Dietary L-arginine supplementation reduces white fat gain and enhances skeletal muscle and brown fat masses in diet-induced obese rats.
J Nutr. 2009 Feb;139(2):230-7. Epub 2008 Dec 23. PMID: 19106310
Department of Animal Science, Faculty of Nutrition, Texas A&M University, College Station, TX 77843, USA.

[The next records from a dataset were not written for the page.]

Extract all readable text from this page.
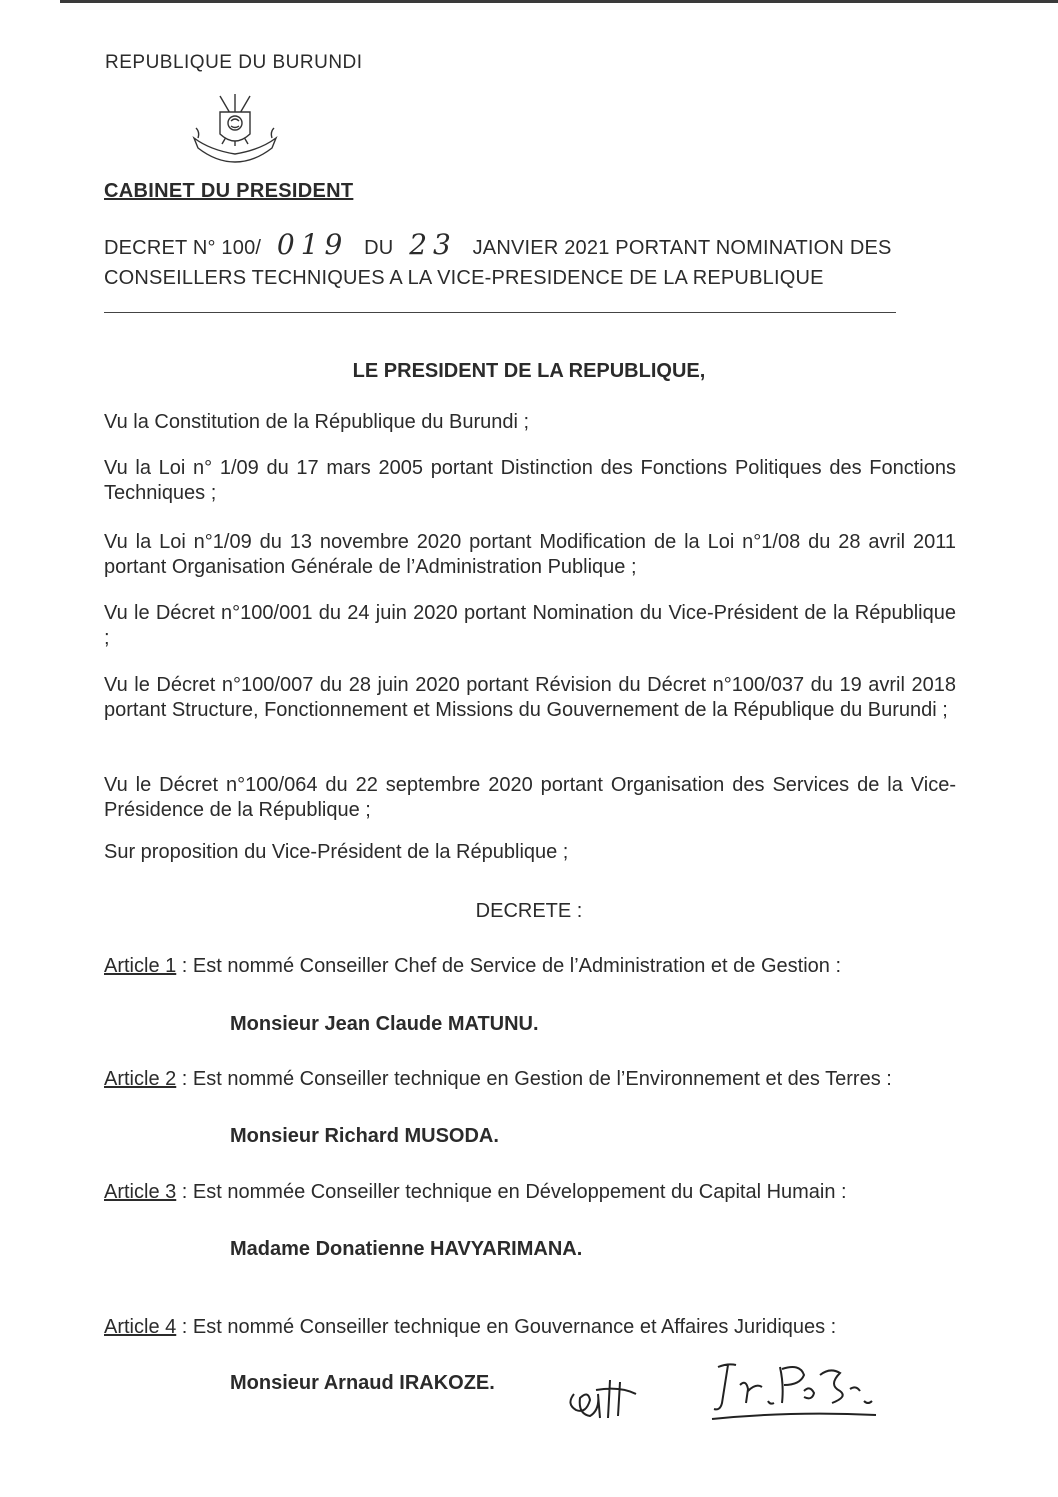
REPUBLIQUE DU BURUNDI
CABINET DU PRESIDENT
DECRET N° 100/ 019 DU 23 JANVIER 2021 PORTANT NOMINATION DES
CONSEILLERS TECHNIQUES A LA VICE-PRESIDENCE DE LA REPUBLIQUE
LE PRESIDENT DE LA REPUBLIQUE,
Vu la Constitution de la République du Burundi ;
Vu la Loi n° 1/09 du 17 mars 2005 portant Distinction des Fonctions Politiques des Fonctions Techniques ;
Vu la Loi n°1/09 du 13 novembre 2020 portant Modification de la Loi n°1/08 du 28 avril 2011 portant Organisation Générale de l’Administration Publique ;
Vu le Décret n°100/001 du 24 juin 2020 portant Nomination du Vice-Président de la République ;
Vu le Décret n°100/007 du 28 juin 2020 portant Révision du Décret n°100/037 du 19 avril 2018 portant Structure, Fonctionnement et Missions du Gouvernement de la République du Burundi ;
Vu le Décret n°100/064 du 22 septembre 2020 portant Organisation des Services de la Vice-Présidence de la République ;
Sur proposition du Vice-Président de la République ;
DECRETE :
Article 1 : Est nommé Conseiller Chef de Service de l’Administration et de Gestion :
Monsieur Jean Claude MATUNU.
Article 2 : Est nommé Conseiller technique en Gestion de l’Environnement et des Terres :
Monsieur Richard MUSODA.
Article 3 : Est nommée Conseiller technique en Développement du Capital Humain :
Madame Donatienne HAVYARIMANA.
Article 4 : Est nommé Conseiller technique en Gouvernance et Affaires Juridiques :
Monsieur Arnaud IRAKOZE.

Previous studies showed that dietary L-arginine supplementation decreased white fat mass in genetically obese rats. This study tested the effectiveness of L-arginine in diet-induced obesity. Male Sprague-Dawley rats were fed for 15 wk a high-fat (HF) (40% energy) or low-fat (LF) (10% energy) diet beginning at 4 wk of age, resulting in 18% higher body weight gains and 74% higher weights of major white fat pads (retroperitoneal, epididymal, subcutaneous, and mesenteric adipose tissues) in HF than in LF fed rats. Starting at 19 wk of age, rats in each dietary group were supplemented for 12 wk with 1.51% L-arginine-HCl or 2.55% L-alanine (isonitrogenous control) (n = 8 per treatment) in drinking water and arginine groups were individually pair-fed to alanine controls. Despite similar energy intake, absolute weights of white fat pads increased by 98% in control rats over a 12-wk period but only by 35% in arginine-supplemented rats. The arginine treatment reduced the relative weights of white fat pads by 30% and enhanced those of soleus muscle by 13%, extensor digitorum longus muscle by 11%, and brown fat by 34% compared with control rats. Serum concentrations of insulin, adiponectin, growth hormone, corticosterone, triiodothyronine, and thyroxine did not differ between control and arginine-supplemented rats. However, arginine treatment resulted in lower serum concentrations of leptin, glucose, triglycerides, urea, glutamine, and branched-chain amino acids, higher serum concentrations of nitric-oxide metabolites, and improvement in glucose tolerance. Thus, dietary arginine supplementation shifts nutrient partitioning to promote muscle over fat gain and may provide a useful treatment for improving the metabolic profile and reducing body white fat in diet-induced obese rats.